"Let me be very clear," said Sanders, who is running for the Democratic presidential nomination and caucuses with Democrats in the Senate. "In my view, Democrats will not retain the White House, will not regain the Senate, will not gain the House and will not be successful in dozens of governor’s races unless we run a campaign which generates excitement and momentum and which produces a huge voter turnout."
"The Republicans did not win the midterm election in November," the senator said. "The Democrats lost that election because voter turnout was abysmally low, and millions of working people, minorities and young people gave up on politics as usual and stayed home."
"With all due respect, and I do not mean to insult anyone here, that will not happen with politics as usual," he continued. "The same old, same old will not be successful."
Sanders' criticism of the Democratic Party was a departure from the themes he emphasizes in his typical stump speech on the campaign trail. He said that Democrats need "a movement which takes on the economic and political establishment, not one which is part of it." However, the end of the speech was more true to form, transitioning into a list of the issues that his "unprecedented grassroots movement" would focus on: Wall Street, campaign finance, immigration, economic and educational inequality, climate change and mass incarceration.

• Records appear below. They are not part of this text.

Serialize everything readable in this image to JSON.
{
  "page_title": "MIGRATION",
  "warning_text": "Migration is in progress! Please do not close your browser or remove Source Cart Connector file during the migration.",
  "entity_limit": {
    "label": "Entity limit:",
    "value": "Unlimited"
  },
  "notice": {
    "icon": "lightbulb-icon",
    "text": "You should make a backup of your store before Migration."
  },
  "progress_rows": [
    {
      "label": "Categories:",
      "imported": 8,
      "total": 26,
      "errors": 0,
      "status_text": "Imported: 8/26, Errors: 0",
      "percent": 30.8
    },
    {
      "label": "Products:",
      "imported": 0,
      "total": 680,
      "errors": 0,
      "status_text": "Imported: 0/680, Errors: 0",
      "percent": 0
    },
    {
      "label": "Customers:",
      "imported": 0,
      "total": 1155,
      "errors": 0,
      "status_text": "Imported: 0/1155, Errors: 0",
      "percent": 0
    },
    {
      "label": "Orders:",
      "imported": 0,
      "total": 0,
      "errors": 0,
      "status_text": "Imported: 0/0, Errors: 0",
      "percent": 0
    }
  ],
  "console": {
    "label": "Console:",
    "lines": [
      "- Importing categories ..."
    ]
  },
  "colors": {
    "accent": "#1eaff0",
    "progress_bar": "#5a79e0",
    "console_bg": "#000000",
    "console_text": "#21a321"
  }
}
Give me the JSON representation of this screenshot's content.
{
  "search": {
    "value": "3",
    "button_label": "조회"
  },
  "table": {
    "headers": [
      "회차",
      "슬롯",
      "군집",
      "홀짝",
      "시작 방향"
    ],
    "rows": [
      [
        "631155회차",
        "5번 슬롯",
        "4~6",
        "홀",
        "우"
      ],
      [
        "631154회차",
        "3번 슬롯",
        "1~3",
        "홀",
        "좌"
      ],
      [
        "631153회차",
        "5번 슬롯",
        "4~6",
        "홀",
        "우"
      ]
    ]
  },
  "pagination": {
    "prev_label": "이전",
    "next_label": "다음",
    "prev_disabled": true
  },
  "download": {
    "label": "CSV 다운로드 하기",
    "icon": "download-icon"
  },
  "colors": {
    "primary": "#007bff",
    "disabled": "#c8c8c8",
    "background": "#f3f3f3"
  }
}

The DNC did not immediately respond to a request for comment.
In a speech at the same meeting earlier in the day, former Secretary of State and Democratic front-runner Hillary Clinton reserved her criticism for her Republican rivals, especially businessman Donald Trump.
But Sanders wasn't the only presidential candidate challenging the DNC at Friday's meeting. Former Maryland Gov. Martin O'Malley called the primary debate process "rigged" and described the DNC's decision to hold only four debates before the Iowa caucuses as a "cynical move." Both O'Malley and Sanders have said there should be more debates before the Iowa caucus and New Hampshire primary take place in early 2016.
"While the Republicans put their backwards ideas forward before an audience of more than 20 million Americans, we put our forward-thinking ideas on the back burner ... and try to hide them from the airwaves," O'Malley said, adding, "We are the Democratic Party, not the Undemocratic Party."